In this outfit, Küchen favors a strong beat which keeps matters accessible and helps get the message across. As always with Küchen there is a political/humanist subtext to the music, which means that the closest precursor in terms of both content and intent remains Charlie Haden's Liberation Music Orchestra. The reedman' arrangements make the most of the crew on hand, and the often loosely polyphonic voicings conjure a bigger sound than even the 9-piece incarnation would suggest, as exultant vamps burst into dense free for alls before continuing on their irrepressible way.

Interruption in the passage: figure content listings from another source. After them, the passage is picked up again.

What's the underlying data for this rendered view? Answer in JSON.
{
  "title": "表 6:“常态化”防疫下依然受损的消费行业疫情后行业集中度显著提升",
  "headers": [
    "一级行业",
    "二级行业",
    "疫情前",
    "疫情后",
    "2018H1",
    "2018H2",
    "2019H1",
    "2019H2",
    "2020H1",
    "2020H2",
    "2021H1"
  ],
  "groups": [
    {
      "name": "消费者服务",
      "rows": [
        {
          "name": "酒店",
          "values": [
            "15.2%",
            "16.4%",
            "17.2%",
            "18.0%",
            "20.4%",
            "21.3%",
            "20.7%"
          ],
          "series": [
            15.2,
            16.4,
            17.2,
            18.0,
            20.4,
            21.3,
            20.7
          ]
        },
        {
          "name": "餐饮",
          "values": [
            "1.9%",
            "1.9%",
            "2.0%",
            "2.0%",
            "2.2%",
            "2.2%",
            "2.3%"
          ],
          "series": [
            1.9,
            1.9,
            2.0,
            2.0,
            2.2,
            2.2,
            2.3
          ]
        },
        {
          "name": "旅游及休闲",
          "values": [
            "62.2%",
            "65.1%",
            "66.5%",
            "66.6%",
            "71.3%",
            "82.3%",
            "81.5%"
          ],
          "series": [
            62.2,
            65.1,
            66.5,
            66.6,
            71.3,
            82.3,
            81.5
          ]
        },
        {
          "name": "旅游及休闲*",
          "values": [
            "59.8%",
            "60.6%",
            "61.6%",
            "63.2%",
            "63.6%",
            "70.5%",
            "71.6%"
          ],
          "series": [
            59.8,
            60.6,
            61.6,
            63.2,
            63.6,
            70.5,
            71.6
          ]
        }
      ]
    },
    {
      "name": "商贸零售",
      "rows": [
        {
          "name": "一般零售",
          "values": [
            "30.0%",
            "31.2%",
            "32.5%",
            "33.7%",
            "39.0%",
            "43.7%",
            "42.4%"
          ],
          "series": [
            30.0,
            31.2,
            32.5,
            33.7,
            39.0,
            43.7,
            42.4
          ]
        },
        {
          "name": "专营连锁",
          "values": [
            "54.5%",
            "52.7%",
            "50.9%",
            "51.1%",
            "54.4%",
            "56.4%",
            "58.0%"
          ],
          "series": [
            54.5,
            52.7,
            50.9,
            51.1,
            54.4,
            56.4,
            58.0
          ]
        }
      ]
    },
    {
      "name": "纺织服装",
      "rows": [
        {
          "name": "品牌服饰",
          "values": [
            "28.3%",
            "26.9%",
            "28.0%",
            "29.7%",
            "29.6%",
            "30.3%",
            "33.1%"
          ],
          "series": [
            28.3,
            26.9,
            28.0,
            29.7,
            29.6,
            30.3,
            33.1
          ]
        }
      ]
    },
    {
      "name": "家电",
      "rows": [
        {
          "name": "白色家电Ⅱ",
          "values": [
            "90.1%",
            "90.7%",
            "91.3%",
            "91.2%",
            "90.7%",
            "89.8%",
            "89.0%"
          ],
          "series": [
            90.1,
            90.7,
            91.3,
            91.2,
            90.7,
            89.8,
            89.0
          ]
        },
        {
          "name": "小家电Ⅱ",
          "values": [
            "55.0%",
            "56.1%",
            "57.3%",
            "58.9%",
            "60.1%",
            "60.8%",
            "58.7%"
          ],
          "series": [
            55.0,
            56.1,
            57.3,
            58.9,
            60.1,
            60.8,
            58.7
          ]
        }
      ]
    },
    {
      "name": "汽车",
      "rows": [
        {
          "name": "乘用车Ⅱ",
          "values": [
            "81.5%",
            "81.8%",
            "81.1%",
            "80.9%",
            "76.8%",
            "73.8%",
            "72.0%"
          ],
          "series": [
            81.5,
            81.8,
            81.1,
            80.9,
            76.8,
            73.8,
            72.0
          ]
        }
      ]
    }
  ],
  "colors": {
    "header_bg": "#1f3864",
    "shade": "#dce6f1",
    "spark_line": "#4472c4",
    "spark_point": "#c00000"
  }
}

Küchen launches "Equality & Death (Mothers, Fathers, Where Are Ye?)" with anguished overblown tenor saxophone shrieks, until an unstoppable martial cadence kicks in, embellished by a series of overlapping figures. It makes a tremendous scene setter. Although each of the numbers ascends to similar plateaus of majestic widescreen grooves, they achieve that destination by different routes. A call and response for the trio of brass at the outset of "Pacemaker" coheres into another slamming riff. While on "Ådror" annunciatory fanfares open out for first Goran Kajfes' sprightly off center cornet solo, followed by a tumbling vibes cascade from Ståhl, only to switch up a gear to a funky Afrobeat.
On the title cut a mournful theme falls away to leave a poignantly lyrical duet for Alexander Zethson's piano and Kajfes' cornet, and later Eirik Hegdal's gruff baritone over a free pulse. In a mirror image of the opener, Küchen's world weary tenor introduces "Flee Thy House (In Breslau)" before a triumphant chorus tinged with melancholy. Thereafter Äleklint blusters and brays forcefully, giving way to Magnus Broo's darting waspish trumpet and Werliin's churning drums. Although such cameos for the talented cast pepper the program, the emphasis never moves far from the group sound. At 44 minutes this powerful, moving studio set doesn't outstay its welcome.
Equality & Death (Mothers, Fathers, Where Are Ye?); Ådror; Pacemaker; Disappeared Behind The Sun; Love, Flee Thy House (In Breslau).
Alexander Zethson: piano; Mattias Ståhl: vibraphone; Magnus Broo: trumpet; Goran Kajfes: cornet; Mats Äleklint: trombone; Eirik Hegdal: baritone saxophone; Johan Berthling: double bass; Andreas Werliin: drums; Martin Küchen: alto saxophones, tenor saxophones.